Bayesian analysis example: The Monty Hall problem | Vose Software

Bayesian analysis example: The Monty Hall problem

You are at the end of a game show after answering the most questions, and the host shows you three doors: A, B and C. Behind one is a brand new luxury car, filled with money. Behind the other two are watermelons. The game is:

1.                    You choose a door (let's say A);

2.                    The host shows you what's behind one of the doors you didn't choose (let's say C);

3.                    You decide whether to stick to your choice of door (A) or switch to the remaining door (B);

4.                    The host then opens your final choice and you get what's behind

Important: the host knows which door holds the money, and won't be showing you that door!

The question is: do you switch or stick?

The answer is not particularly intuitive, and a lot of people can follow the logic, but just can't accept the answer. Will you?

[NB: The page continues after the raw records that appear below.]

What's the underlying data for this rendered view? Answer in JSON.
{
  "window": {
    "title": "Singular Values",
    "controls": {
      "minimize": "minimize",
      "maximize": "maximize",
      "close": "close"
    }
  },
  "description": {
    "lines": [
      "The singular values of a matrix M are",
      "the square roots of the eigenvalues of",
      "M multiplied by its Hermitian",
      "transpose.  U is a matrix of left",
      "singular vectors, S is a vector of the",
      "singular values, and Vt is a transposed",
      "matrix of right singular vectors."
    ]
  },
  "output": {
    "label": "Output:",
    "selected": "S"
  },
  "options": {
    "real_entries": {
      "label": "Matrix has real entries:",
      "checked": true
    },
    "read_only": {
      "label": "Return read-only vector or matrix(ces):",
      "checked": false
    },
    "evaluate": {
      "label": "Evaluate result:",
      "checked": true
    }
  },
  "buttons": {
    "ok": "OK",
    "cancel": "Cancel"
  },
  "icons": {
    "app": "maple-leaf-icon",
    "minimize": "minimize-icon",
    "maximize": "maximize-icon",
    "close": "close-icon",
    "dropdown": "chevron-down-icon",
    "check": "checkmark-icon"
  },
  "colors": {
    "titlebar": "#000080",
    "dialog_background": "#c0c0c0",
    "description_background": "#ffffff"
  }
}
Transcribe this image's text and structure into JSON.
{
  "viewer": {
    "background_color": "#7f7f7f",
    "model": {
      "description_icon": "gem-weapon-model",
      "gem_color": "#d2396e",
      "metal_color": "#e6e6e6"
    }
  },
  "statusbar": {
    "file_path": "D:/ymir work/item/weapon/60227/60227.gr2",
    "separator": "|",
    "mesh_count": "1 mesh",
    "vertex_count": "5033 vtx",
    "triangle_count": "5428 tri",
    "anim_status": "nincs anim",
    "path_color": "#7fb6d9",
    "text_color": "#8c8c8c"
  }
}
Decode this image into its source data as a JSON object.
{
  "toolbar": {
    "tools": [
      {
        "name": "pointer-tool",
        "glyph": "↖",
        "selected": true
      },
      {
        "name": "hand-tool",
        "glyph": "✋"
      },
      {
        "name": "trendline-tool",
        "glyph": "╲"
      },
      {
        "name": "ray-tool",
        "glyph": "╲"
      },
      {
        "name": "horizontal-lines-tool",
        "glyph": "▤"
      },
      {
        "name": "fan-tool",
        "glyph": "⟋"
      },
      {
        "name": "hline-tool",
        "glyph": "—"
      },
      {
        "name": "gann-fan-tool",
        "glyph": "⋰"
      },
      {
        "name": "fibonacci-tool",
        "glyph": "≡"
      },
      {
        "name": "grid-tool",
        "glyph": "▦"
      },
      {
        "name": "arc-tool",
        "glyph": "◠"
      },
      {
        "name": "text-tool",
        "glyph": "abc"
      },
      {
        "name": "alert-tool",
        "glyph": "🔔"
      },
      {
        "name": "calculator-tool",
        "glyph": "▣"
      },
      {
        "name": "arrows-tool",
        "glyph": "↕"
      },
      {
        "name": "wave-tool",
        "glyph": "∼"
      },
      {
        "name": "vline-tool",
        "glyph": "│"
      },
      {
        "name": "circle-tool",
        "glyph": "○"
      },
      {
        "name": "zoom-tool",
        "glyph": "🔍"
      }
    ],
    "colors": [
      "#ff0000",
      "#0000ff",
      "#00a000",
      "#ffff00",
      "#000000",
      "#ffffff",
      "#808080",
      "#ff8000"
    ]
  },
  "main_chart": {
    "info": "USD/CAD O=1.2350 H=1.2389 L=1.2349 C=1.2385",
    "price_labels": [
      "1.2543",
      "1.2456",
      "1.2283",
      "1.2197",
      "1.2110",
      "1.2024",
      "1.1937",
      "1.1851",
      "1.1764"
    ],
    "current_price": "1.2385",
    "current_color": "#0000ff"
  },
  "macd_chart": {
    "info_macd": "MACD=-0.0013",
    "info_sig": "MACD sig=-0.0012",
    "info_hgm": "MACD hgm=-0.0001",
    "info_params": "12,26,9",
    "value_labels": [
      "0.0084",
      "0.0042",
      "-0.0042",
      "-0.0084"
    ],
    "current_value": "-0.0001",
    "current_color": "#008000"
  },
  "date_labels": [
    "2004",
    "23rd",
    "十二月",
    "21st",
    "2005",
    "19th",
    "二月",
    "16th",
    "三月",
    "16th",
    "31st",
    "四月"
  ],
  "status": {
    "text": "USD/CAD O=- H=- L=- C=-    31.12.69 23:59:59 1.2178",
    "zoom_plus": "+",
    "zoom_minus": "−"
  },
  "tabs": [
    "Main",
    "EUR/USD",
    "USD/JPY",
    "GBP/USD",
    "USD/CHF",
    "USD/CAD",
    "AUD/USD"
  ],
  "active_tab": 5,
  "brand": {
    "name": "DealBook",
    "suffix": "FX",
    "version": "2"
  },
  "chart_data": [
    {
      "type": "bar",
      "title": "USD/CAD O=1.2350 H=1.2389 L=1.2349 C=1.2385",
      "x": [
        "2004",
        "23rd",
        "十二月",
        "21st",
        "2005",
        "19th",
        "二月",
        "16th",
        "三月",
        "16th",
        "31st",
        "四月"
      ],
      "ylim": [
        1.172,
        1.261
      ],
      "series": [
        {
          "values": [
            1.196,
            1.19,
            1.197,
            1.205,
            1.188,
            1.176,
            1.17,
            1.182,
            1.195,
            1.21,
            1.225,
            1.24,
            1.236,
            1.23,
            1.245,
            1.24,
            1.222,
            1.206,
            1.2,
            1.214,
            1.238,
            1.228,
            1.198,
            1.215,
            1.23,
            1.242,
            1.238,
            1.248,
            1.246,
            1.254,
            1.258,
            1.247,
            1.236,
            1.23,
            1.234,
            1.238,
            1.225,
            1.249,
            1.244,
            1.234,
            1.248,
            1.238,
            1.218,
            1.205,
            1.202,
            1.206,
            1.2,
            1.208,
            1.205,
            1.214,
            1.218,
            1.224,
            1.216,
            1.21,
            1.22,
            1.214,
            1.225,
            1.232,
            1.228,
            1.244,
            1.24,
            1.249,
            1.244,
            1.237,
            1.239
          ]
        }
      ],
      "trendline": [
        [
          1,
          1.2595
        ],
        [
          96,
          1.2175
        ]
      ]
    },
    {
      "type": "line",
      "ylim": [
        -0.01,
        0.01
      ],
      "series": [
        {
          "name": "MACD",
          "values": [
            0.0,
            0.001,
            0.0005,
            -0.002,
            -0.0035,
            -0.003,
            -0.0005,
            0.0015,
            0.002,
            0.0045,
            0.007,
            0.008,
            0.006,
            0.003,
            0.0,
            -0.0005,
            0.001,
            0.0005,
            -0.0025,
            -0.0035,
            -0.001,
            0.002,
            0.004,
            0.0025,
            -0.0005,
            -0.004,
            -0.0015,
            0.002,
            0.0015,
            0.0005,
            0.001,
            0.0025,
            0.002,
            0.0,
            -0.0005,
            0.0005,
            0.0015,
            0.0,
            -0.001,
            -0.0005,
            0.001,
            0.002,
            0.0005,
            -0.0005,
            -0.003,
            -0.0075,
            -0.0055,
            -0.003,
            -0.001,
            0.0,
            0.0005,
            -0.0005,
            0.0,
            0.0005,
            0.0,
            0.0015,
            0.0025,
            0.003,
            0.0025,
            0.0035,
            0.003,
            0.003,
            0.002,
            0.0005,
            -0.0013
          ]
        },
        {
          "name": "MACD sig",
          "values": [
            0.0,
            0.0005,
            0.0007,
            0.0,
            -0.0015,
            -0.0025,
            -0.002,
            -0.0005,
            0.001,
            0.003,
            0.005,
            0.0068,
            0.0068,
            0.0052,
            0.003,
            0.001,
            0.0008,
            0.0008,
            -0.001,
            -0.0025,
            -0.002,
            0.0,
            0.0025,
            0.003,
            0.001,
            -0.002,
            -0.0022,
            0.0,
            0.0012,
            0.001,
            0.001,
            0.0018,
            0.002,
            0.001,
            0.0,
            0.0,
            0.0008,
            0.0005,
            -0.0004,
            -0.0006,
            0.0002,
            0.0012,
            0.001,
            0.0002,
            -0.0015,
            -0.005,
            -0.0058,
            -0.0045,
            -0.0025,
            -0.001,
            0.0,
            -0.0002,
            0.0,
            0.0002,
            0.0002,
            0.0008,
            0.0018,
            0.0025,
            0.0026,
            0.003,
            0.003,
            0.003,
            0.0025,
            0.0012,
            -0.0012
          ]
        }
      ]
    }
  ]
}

Let's start with the priors. Before any door was opened you would be equally confident that the car was behind any of the three doors:

p(q=A) = 1/3

p(q=B) = 1/3

p(q=C) = 1/3

Now let's look at the likelihood function, which answers the question "What is the probability that the host opened door C, after you selected door A?":

l(X|q=A) = ½

Because if the door you chose is correct, the host could have selected either door B or door C, each with 50% probability

l(X|q=B) = 1

Because if you chose door A and the car was behind door B, the host had to choose door C

l(X|q=C) = 0

Because we would have seen the car when the host opened this door

This gives the posterior distribution:

f(A|X) = 1/3

f(B|X) = 2/3

f(C|X) = 0

In other words, we are twice as confident in the door we could switch to as the one we chose, so we should switch!

How can that be? Surely the probability of door B being the right one doesn't get bigger than door A's probability by opening C? No, it doesn't. They have probabilities of zero or one -  they aren't random. What is happening is that we are changing our confidence because our observation was a function of the parameter q (the location of the car) so it contained information.